Here's something. It's quite a mess:
xp = paste0('//li[@class="tbl-cupname"]/',
'div[@class="label-data"]/',
'span[@class="text"][text()="FIFA World Cup™"]/../../',
'following-sibling::li[@class="tbl-appearances"]/',
'div[@class="label-data"]/',
'span[@class="text"]')
fifadata %>% html_nodes(xpath = xp) %>% html_text %>% as.integer
# [1] 20
Let's break down the logic.
The naive query:
fifadata %>% html_nodes(
xpath = '//li[@class="tbl-appearances"]/div[@class="label-data"]/span'
)
Is sufficient to get us the four rows giving the number of appearances in each of the four tournaments listed on this page. If the web designers are merciful, this is sufficient -- just select the first of these from each page you'd like to scrape, and you'll have what you're after.
This is not robust, however -- it will give incorrect results whenever the row order changes, or if the row you want is absent.
The query presented takes care of this.
First, we identify the rows associated with FIFA World Cup. The essential structure there is:
<li class="tbl-cupname">
<div class="label-data">
<span class="text"> n_appearances </span>
</div>
</li>
We use the class
attributes since there are other li
and div
nearby that we want to be sure to exclude. So, we can select the four rows corresponding to the tournaments (FIFA World Cup, FIFA Confederations Cup, FIFA Women's World Cup, and Women's Olympic Football Tournament) with:
fifadata %>% html_nodes(xpath = '//li[@class="tbl-cupname"]')
Eliminating the three tournaments that are irrelevant to your pursuit requires a condition on the <span>
element, hence the rest of the first part:
xp_part_1 = paste0('//li[@class="tbl-cupname"]/',
'div[@class="label-data"]/',
'span[@class="text"][text()="FIFA World Cup™"]')

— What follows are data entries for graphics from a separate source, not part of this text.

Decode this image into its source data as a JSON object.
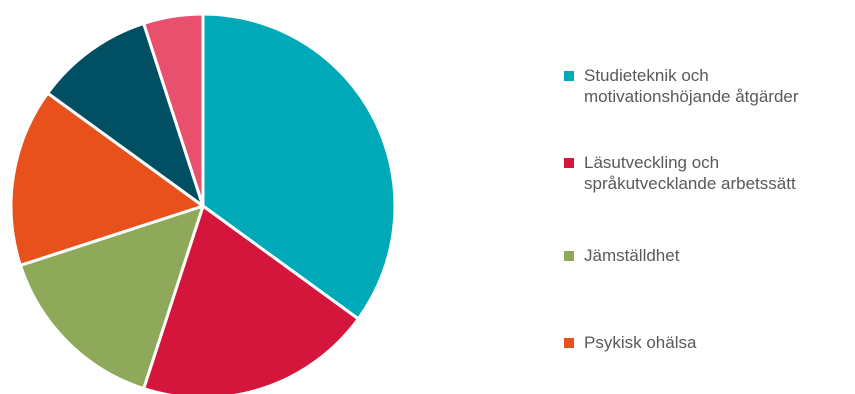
{
  "chart_data": {
    "type": "pie",
    "slices": [
      {
        "label": "Studieteknik och\nmotivationshöjande åtgärder",
        "value": 35,
        "color": "#00A9B7",
        "in_legend": true
      },
      {
        "label": "Läsutveckling och\nspråkutvecklande arbetssätt",
        "value": 20,
        "color": "#D4163C",
        "in_legend": true
      },
      {
        "label": "Jämställdhet",
        "value": 15,
        "color": "#8FA95A",
        "in_legend": true
      },
      {
        "label": "Psykisk ohälsa",
        "value": 15,
        "color": "#E8501C",
        "in_legend": true
      },
      {
        "label": "",
        "value": 10,
        "color": "#004F62",
        "in_legend": false
      },
      {
        "label": "",
        "value": 5,
        "color": "#E8506E",
        "in_legend": false
      }
    ],
    "legend_position": "right"
  }
}
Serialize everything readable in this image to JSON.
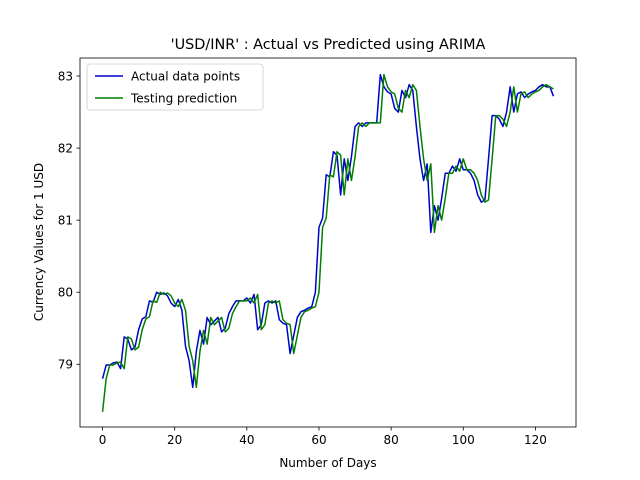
{
  "chart_data": {
    "type": "line",
    "title": "'USD/INR' : Actual vs Predicted using ARIMA",
    "xlabel": "Number of Days",
    "ylabel": "Currency Values for 1 USD",
    "xlim": [
      -6.25,
      131.25
    ],
    "ylim": [
      78.13,
      83.25
    ],
    "xticks": [
      0,
      20,
      40,
      60,
      80,
      100,
      120
    ],
    "yticks": [
      79,
      80,
      81,
      82,
      83
    ],
    "grid": false,
    "legend_position": "top-left",
    "series": [
      {
        "name": "Actual data points",
        "color": "#0000cc",
        "values": [
          78.8,
          78.99,
          78.99,
          79.02,
          79.03,
          78.94,
          79.38,
          79.35,
          79.2,
          79.24,
          79.48,
          79.63,
          79.66,
          79.88,
          79.86,
          80.0,
          79.97,
          79.99,
          79.95,
          79.85,
          79.8,
          79.9,
          79.75,
          79.25,
          79.05,
          78.68,
          79.18,
          79.47,
          79.28,
          79.65,
          79.55,
          79.6,
          79.65,
          79.45,
          79.5,
          79.7,
          79.8,
          79.88,
          79.88,
          79.88,
          79.92,
          79.85,
          79.97,
          79.48,
          79.55,
          79.85,
          79.88,
          79.85,
          79.88,
          79.62,
          79.57,
          79.55,
          79.15,
          79.4,
          79.65,
          79.73,
          79.75,
          79.78,
          79.8,
          80.0,
          80.9,
          81.03,
          81.63,
          81.6,
          81.95,
          81.9,
          81.35,
          81.85,
          81.55,
          81.88,
          82.3,
          82.35,
          82.3,
          82.35,
          82.35,
          82.35,
          82.35,
          83.02,
          82.85,
          82.78,
          82.75,
          82.55,
          82.5,
          82.8,
          82.7,
          82.88,
          82.8,
          82.3,
          81.85,
          81.55,
          81.78,
          80.83,
          81.2,
          81.0,
          81.3,
          81.65,
          81.65,
          81.75,
          81.68,
          81.85,
          81.7,
          81.7,
          81.65,
          81.55,
          81.35,
          81.25,
          81.28,
          81.85,
          82.45,
          82.45,
          82.4,
          82.3,
          82.5,
          82.85,
          82.5,
          82.75,
          82.78,
          82.7,
          82.75,
          82.78,
          82.8,
          82.85,
          82.88,
          82.85,
          82.85,
          82.72
        ]
      },
      {
        "name": "Testing prediction",
        "color": "#008000",
        "values": [
          78.34,
          78.8,
          78.99,
          78.99,
          79.02,
          79.03,
          78.94,
          79.38,
          79.35,
          79.2,
          79.24,
          79.48,
          79.63,
          79.66,
          79.88,
          79.86,
          80.0,
          79.97,
          79.99,
          79.95,
          79.85,
          79.8,
          79.9,
          79.75,
          79.25,
          79.05,
          78.68,
          79.18,
          79.47,
          79.28,
          79.65,
          79.55,
          79.6,
          79.65,
          79.45,
          79.5,
          79.7,
          79.8,
          79.88,
          79.88,
          79.88,
          79.92,
          79.85,
          79.97,
          79.48,
          79.55,
          79.85,
          79.88,
          79.85,
          79.88,
          79.62,
          79.57,
          79.55,
          79.15,
          79.4,
          79.65,
          79.73,
          79.75,
          79.78,
          79.8,
          80.0,
          80.9,
          81.03,
          81.63,
          81.6,
          81.95,
          81.9,
          81.35,
          81.85,
          81.55,
          81.88,
          82.3,
          82.35,
          82.3,
          82.35,
          82.35,
          82.35,
          82.35,
          83.02,
          82.85,
          82.78,
          82.75,
          82.55,
          82.5,
          82.8,
          82.7,
          82.88,
          82.8,
          82.3,
          81.85,
          81.55,
          81.78,
          80.83,
          81.2,
          81.0,
          81.3,
          81.65,
          81.65,
          81.75,
          81.68,
          81.85,
          81.7,
          81.7,
          81.65,
          81.55,
          81.35,
          81.25,
          81.28,
          81.85,
          82.45,
          82.45,
          82.4,
          82.3,
          82.5,
          82.85,
          82.5,
          82.75,
          82.78,
          82.7,
          82.75,
          82.78,
          82.8,
          82.85,
          82.88,
          82.85,
          82.82
        ]
      }
    ]
  }
}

fifadata %>% html_nodes(xpath = xp_part_1)
This selects the tournament, however, we want the subsequent li
which contains the number of appearances. The core structure we're touching here is:
<li class="tbl-cupname"> </li>
<li class="tbl-appearances"> </li>
Part 1 of the xpath has navigated us down two levels below this li
, however, so we need to "ascend" the nodes with ..
(this is exactly like cd ..
in the Linux terminal to go up a level, so hopefully that's reminiscent).
We then use the following-sibling
syntax to select nodes that are at the same level as the current node, but come subsequently.
Once we're back on the same level as the li
naming the tournament, we can continue with the "naive" query to drill down to the number of appearances.